The rule would have meant that Americans who earned $600 or more from sales of goods and services would have to report it using a 1099-K form, which reports business payments to the IRS.
However, the statutory body said the rule would remain unchanged for the 2023 tax year – requiring only those who received more than $20,000 and have over 200 transactions to report.
The law primarily affects gig economy workers such as hairdressers, taxi drivers and delivery couriers, who can receive tips through such apps.
IRS officials say one reason for the delay is taxpayer confusion about what types of transactions are reportable.
For example, peer-to-peer transactions such as selling a couch or car, transferring rent to a roommate, and buying concert tickets would not be reportable, whereas other purchases would.
“This step-by-step approach is correct for tax administration purposes and avoids unnecessary confusion,” said IRS Commissioner Danny Werfel.
Even though the IRS has delayed the rule change, you may still receive a 2023 1099-K in the coming weeks from a third-party company that paid you through an online platform.
Make sure any transactions reported therein reflect business transactions and not personal items, Tom O'Saben, director of tax content and government relations at the National Association of Tax Professionals, told CNN.
If the form contains some personal transactions, include all of the information from your 1099-K on your return, but exclude those personal transactions and include a note advising the IRS that the amount you deducted is not business income is, advised O'Saben.
Remember: Whether you receive a 1099-K or not, you must report all taxable income on your federal income tax return.
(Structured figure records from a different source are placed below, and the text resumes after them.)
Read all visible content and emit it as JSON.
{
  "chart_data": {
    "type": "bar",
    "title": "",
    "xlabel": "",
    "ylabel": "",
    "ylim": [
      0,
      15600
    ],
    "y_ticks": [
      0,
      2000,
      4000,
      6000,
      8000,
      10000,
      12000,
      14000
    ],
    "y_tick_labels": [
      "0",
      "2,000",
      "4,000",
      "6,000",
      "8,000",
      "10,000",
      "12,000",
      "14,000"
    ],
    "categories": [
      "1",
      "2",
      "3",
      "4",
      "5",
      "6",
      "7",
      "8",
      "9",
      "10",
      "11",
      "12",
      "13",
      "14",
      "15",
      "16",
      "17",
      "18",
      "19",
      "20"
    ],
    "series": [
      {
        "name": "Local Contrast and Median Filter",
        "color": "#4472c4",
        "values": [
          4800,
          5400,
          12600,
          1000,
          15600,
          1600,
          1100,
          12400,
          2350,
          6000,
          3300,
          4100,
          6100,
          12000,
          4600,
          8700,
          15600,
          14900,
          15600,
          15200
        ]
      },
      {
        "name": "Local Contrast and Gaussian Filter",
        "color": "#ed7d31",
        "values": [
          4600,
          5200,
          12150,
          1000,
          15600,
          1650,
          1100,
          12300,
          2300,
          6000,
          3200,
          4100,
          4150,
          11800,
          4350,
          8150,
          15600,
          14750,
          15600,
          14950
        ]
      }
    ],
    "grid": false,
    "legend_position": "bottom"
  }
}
Ways and Means Chairman Jason Smith, R-Mo., authored the bill that would expand the child tax credit
Proposed changes to the child tax credit
Although tax season has officially begun, Congress is debating legislative changes that would include an improved child tax credit.
If approved, the bipartisan tax deal would benefit roughly 15 million children in the U.S. — and provide some tax relief to companies in return.
Lawmakers tried to pass the changes before the start of tax season.
Some have suggested that filers may need to amend their tax returns if the bill takes effect this tax season. Others have said it could be applied retroactively to 2023 tax returns if passed in the coming weeks.